D’ailleurs, les candidats à l’acquisition d’une modeste demeure à 35 millions d’euros dans la Villa Montmorency ne se bousculent pas au portillon — au portail, pardon. C’est Alain Afflelou qui a mis sa maison en vente et espère en tirer cette somme rondelette. Ce qui fait ricaner un voisin : « À côté, il y a aussi une belle maison de 600 mètres carrés avec 1 hectare de jardin qui affiche un prix de 10 millions d’euros. Elle ne trouve pas preneur depuis deux ou trois ans... » Commentaire plein de bon sens du Point : « C’est la crise, même pour les nantis, il faut croire. » Vite, une quête [3].
Faire passer les riches pour des pauvres comme tout le monde est consubstantiel à cet article du Point. Le summum, nous allons le voir, sera atteint plus bas, en conclusion. En effet, les habitants de la Villa Montmorency n’ont pas toujours été en sécurité ces dernières années : double homicide (mais pas pour des raisons crapuleuses) en 2003, séquestration et cambriolage en 2005, à nouveau un vol en 2006. Tout cela malgré une escouade de gardes et de caméras de surveillance. Mais que fait la police ?
Toujours est-il que Bolloré, qui s’implique énormément dans les questions de copropriété à la Villa, a fait de la sécurité son « cheval de bataille » : « le milliardaire breton (...) entend se battre pour renforcer le nombre de gardes. Mais il se heurte à la plèbe (sic) des petits propriétaires qui refusent de payer davantage de charges... Les chicaneries de syndic ne sont pas seulement le lot de M. Tout-le-Monde. » On n’en doutait pas une seule seconde.
Les ennuis ne sont pas terminés pour les malheureux copropriétaires, qui ont trouvé une occasion — une fois n’est pas coutume — pour se ressouder : l’équipe de l’odieux maire des Vélib’ et des crottes de chien projette de construire 180 logements sociaux sur la voisine « plate-forme de l’ancienne gare d’Auteuil », révèle donc Le Monde 2 (3/10). Certains arguments agités contre ce projet par les Montmorenciens, soutenus par des élus du XVIe arrondissement, sont savoureux. Ils font d’ailleurs le régal du Canard enchaîné — et par conséquent le nôtre.
Contrairement à la Zona de Mexico, forteresse (imaginaire) jouxtant les bidonvilles de la capitale, la Villa Montmorency fait plutôt figure d’enceinte pour privilégiés au cœur d’un arrondissement déjà majoritairement doté d’une population à fort pouvoir d’achat.
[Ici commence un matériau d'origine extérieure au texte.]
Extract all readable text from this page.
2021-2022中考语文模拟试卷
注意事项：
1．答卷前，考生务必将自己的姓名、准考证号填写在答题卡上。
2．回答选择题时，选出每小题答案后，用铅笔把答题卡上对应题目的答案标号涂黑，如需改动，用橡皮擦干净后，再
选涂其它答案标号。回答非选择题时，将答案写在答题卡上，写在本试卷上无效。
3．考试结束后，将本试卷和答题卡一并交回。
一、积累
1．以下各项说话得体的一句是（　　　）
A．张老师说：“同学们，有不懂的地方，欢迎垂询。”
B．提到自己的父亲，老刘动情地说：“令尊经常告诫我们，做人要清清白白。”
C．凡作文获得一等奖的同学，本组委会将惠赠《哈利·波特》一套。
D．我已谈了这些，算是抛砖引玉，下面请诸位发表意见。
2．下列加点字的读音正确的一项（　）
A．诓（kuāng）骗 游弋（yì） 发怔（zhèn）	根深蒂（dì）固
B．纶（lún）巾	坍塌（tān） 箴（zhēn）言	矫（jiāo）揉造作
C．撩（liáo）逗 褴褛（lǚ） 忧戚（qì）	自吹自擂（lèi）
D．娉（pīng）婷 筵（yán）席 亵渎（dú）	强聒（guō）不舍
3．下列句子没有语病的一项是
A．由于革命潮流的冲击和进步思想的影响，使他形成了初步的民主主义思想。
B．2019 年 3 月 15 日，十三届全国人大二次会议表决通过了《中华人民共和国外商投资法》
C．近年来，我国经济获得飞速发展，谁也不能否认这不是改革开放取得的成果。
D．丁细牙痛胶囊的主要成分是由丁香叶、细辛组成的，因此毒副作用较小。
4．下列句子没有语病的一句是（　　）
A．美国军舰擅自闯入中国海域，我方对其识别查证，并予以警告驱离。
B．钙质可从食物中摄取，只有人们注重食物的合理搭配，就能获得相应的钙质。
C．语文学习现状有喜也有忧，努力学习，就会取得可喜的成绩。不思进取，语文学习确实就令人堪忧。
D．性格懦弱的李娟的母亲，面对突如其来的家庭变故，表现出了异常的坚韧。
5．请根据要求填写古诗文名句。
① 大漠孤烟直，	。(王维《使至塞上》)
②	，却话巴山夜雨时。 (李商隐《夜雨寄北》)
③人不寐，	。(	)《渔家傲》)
Mais si jamais la Mairie parvient à faire construire ces logements, « la sociologie du voisinage s’en trouvera quelque peu modifiée », note Le Monde 2. L’un des résidents, se confiant à l’hebdomadaire, affirme que « les habitants de la Villa craignent l’arrivée de populations plus subversives qui obligeraient à remonter les barrières ». Diantre !
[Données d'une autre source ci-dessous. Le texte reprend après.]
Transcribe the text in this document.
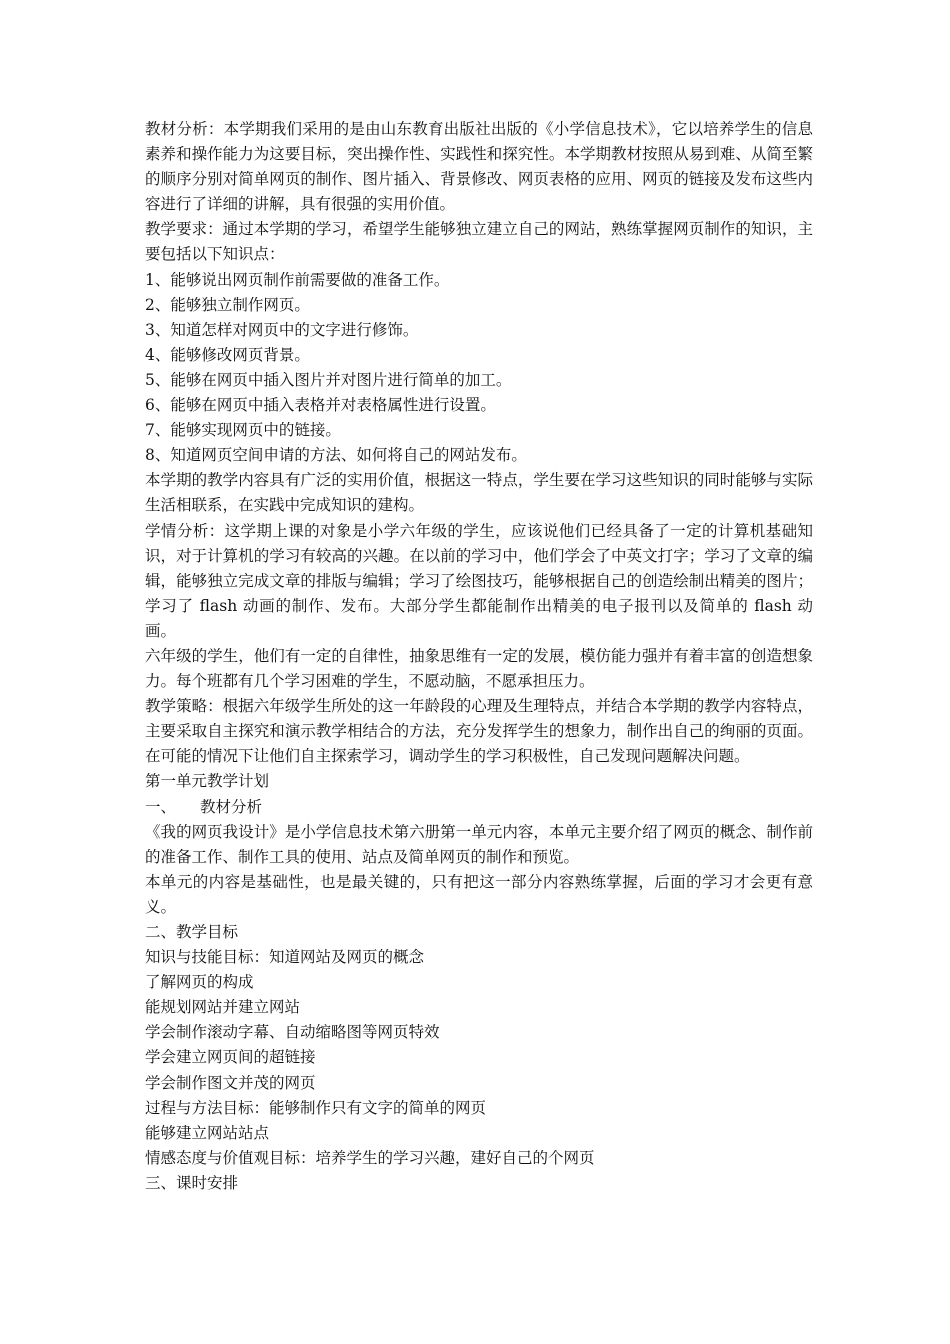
教材分析：本学期我们采用的是由山东教育出版社出版的《小学信息技术》，它以培养学生的信息素养和操作能力为这要目标，突出操作性、实践性和探究性。本学期教材按照从易到难、从简至繁的顺序分别对简单网页的制作、图片插入、背景修改、网页表格的应用、网页的链接及发布这些内容进行了详细的讲解，具有很强的实用价值。

教学要求：通过本学期的学习，希望学生能够独立建立自己的网站，熟练掌握网页制作的知识，主要包括以下知识点：

1、能够说出网页制作前需要做的准备工作。

2、能够独立制作网页。

3、知道怎样对网页中的文字进行修饰。

4、能够修改网页背景。

5、能够在网页中插入图片并对图片进行简单的加工。

6、能够在网页中插入表格并对表格属性进行设置。

7、能够实现网页中的链接。

8、知道网页空间申请的方法、如何将自己的网站发布。

本学期的教学内容具有广泛的实用价值，根据这一特点，学生要在学习这些知识的同时能够与实际生活相联系，在实践中完成知识的建构。

学情分析：这学期上课的对象是小学六年级的学生，应该说他们已经具备了一定的计算机基础知识，对于计算机的学习有较高的兴趣。在以前的学习中，他们学会了中英文打字；学习了文章的编辑，能够独立完成文章的排版与编辑；学习了绘图技巧，能够根据自己的创造绘制出精美的图片；学习了 flash 动画的制作、发布。大部分学生都能制作出精美的电子报刊以及简单的 flash 动画。

六年级的学生，他们有一定的自律性，抽象思维有一定的发展，模仿能力强并有着丰富的创造想象力。每个班都有几个学习困难的学生，不愿动脑，不愿承担压力。

教学策略：根据六年级学生所处的这一年龄段的心理及生理特点，并结合本学期的教学内容特点，主要采取自主探究和演示教学相结合的方法，充分发挥学生的想象力，制作出自己的绚丽的页面。在可能的情况下让他们自主探索学习，调动学生的学习积极性，自己发现问题解决问题。

第一单元教学计划

一、 教材分析

《我的网页我设计》是小学信息技术第六册第一单元内容，本单元主要介绍了网页的概念、制作前的准备工作、制作工具的使用、站点及简单网页的制作和预览。

本单元的内容是基础性，也是最关键的，只有把这一部分内容熟练掌握，后面的学习才会更有意义。

二、教学目标

知识与技能目标：知道网站及网页的概念

了解网页的构成

能规划网站并建立网站

学会制作滚动字幕、自动缩略图等网页特效

学会建立网页间的超链接

学会制作图文并茂的网页

过程与方法目标：能够制作只有文字的简单的网页

能够建立网站站点

情感态度与价值观目标：培养学生的学习兴趣，建好自己的个网页

三、课时安排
Les deux associations identifiées de riverains opposés au projet de l’OPAC arguent que celui-ci « pose un problème d’harmonie architecturale avec le quartier : son emprise au sol est trop importante, il créera un mur de béton de neuf ou dix étages de hauteur qui enlaidira la porte d’Auteuil », résume Le Monde 2. Le Canard enchaîné, s’appuyant sur l’enquête de son confrère, précise que « à l’inverse d’une rumeur complaisamment entretenue dans le quartier, ces logements sociaux (...) ne seront visibles que d’une issue secondaire de la Villa. Il ne s’agira pas d’une barre, ni d’une tour, poursuit l’hebdomadaire satirique, mais de quatre immeubles séparés par des espaces verts plutôt destinés à la classe moyenne. »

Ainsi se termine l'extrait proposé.